RESTAURATION
Baisse de la TVA à 5,5 % : les prix ont-ils suivi ?
jeudi 09.07.2009, 04:49Après l'annonce de la baisse de la TVA, en mai, dans la restauration, nous nous étions rendus dans cinq établissements de l'arrondissement pour y relever les prix. Cette baisse est effective depuis le 1er juillet. Qu'en est-il aujourd'hui dans les restaurants visités ?
Des prix barrés sur la carte, de nouveaux ajoutés au crayon : à la brasserie du Leffe, au Touquet, on affiche bien les nouveaux prix, en baisse.
Quelques produits par-ci par-là : du steak tartare (de 19 E à 16,50 E) aux infusions (3,40 E au lieu des 3,90 E pratiqués jusqu'au 1er juillet).
La baisse de la TVA (de 19,6 % à 5,5 %) doit permettre aux restaurateurs de créer de l'emploi, faire des investissements et baisser les prix avec une réduction obligatoire au minimum sur sept produits. Premiers visés : les plats et les softs (boissons non-alcoolisées).
« C'était le premier week-end en vigueur et aucun client ne m'en a parlé », remarque Francis Tartare, à Hesdin. Le restaurateur hesdinois a choisi de laisser ses prix en vigueur.
Au Loft, bar-restaurant touquettois, le patron, Sylvain Feuillatre, visait d'abord la baisse des prix sur la carte puis l'embauche. Il a changé son fusil d'épaule. « On n'a pas baissé les prix (lire ci-dessous). On a choisi de travailler sur une nouvelle carte, plus garnie , justifie-t-il. D'ailleurs, pour nous, les prix à l'achat ne changent pas. » Son deuxième argument pour justifier l'augmentation : des prix relativement bas sur l'ancienne carte. Alors désormais, le gérant promet une embauche, qui se joindra aux dix salariés et qui permettra « d'assurer un meilleur service ».

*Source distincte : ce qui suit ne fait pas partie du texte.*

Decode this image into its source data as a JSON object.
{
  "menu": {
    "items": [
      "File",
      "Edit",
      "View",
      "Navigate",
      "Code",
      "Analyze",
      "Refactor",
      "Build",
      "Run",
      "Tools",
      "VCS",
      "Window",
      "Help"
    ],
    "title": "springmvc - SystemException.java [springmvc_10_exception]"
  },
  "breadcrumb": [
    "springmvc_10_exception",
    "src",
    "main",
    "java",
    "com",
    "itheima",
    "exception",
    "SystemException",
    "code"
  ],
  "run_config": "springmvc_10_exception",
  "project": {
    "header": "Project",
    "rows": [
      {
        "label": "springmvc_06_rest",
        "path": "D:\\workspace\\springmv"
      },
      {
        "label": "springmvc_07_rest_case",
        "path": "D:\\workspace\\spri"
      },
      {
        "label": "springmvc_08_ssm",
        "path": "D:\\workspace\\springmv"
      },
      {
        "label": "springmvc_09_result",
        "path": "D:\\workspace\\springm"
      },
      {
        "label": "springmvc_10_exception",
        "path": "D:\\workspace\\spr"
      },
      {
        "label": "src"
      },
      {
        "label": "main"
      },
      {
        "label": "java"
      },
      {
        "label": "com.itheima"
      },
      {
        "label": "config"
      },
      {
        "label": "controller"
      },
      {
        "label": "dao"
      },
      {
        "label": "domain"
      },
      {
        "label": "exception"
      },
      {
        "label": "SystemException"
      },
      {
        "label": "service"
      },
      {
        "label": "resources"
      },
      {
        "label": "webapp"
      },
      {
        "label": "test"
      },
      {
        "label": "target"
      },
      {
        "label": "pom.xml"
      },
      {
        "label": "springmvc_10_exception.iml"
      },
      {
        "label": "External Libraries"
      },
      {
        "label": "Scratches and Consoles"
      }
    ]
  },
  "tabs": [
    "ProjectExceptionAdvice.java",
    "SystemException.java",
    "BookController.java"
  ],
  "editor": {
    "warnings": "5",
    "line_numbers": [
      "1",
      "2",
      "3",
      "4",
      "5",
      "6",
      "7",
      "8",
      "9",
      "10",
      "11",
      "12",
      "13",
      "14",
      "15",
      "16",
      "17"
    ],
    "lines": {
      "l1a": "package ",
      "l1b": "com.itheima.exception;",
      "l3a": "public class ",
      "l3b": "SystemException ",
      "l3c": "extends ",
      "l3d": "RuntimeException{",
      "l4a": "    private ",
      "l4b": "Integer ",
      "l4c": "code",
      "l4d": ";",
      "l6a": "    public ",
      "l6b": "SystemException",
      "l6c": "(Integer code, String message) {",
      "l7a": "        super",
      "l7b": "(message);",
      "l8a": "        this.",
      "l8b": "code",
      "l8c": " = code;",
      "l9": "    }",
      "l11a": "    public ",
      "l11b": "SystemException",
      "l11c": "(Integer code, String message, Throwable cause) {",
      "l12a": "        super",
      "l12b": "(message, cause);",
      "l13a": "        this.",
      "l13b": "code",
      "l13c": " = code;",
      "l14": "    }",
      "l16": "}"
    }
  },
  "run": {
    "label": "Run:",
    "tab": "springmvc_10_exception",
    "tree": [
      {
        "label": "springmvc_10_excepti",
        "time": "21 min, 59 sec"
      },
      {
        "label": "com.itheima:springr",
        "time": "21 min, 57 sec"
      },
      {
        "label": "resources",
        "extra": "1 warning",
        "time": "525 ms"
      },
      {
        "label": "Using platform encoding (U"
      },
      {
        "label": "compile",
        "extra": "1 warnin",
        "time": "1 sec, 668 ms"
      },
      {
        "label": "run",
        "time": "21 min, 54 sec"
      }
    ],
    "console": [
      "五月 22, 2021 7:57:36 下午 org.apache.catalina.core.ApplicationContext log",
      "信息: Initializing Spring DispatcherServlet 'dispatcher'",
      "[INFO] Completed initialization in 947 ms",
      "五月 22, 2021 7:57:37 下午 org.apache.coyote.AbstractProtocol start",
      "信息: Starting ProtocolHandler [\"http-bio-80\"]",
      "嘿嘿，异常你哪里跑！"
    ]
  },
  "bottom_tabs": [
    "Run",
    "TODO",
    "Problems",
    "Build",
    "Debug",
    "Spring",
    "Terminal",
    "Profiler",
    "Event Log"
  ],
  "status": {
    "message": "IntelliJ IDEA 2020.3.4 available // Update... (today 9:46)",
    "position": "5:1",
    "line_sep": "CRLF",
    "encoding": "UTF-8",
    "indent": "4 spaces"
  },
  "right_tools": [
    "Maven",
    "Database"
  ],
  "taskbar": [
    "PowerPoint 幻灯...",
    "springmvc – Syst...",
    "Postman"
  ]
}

À l'Esplanade, restaurant berckois, ce ne sera pas une embauche. « Il y a huit jours, il me manquait encore quatre personnes dans l'équipe. J'ai eu du mal à trouver », confie le gérant, Christophe Rochard. Alors ? « On va d'abord penser à réactualiser les salaires et récompenser les salariés. » Et la carte ? Des chutes vertigineuses... sur les produits chers. Le plateau de fruit de mer passe de 88 E à 79 E. « Forcément, sur les grosses sommes, ça se ressent d'autant plus », commente le gérant. Mais il fallait « faire plaisir à tous les portefeuilles » : les moules marinières sont passées de 11,60 E à 10,20 E.
Beaucoup de restaurateurs attendent l'incidence réelle. Jean-Pierre Marx, responsable de salle du Scoop (Touquet), explique : « Dans une addition, 50 % du chiffre d'affaires n'a pas baissé car dans un repas il y a forcément les boissons alcoolisées qui sont restées au même prix. En revanche, toutes les aides ont été supprimées et là, il faudra voir l'influence sur nos marges. » Au Scoop, on préfère attendre « pour aller plus loin dans la démarche avec une baisse encore plus prononcée ou rectifier le tir ».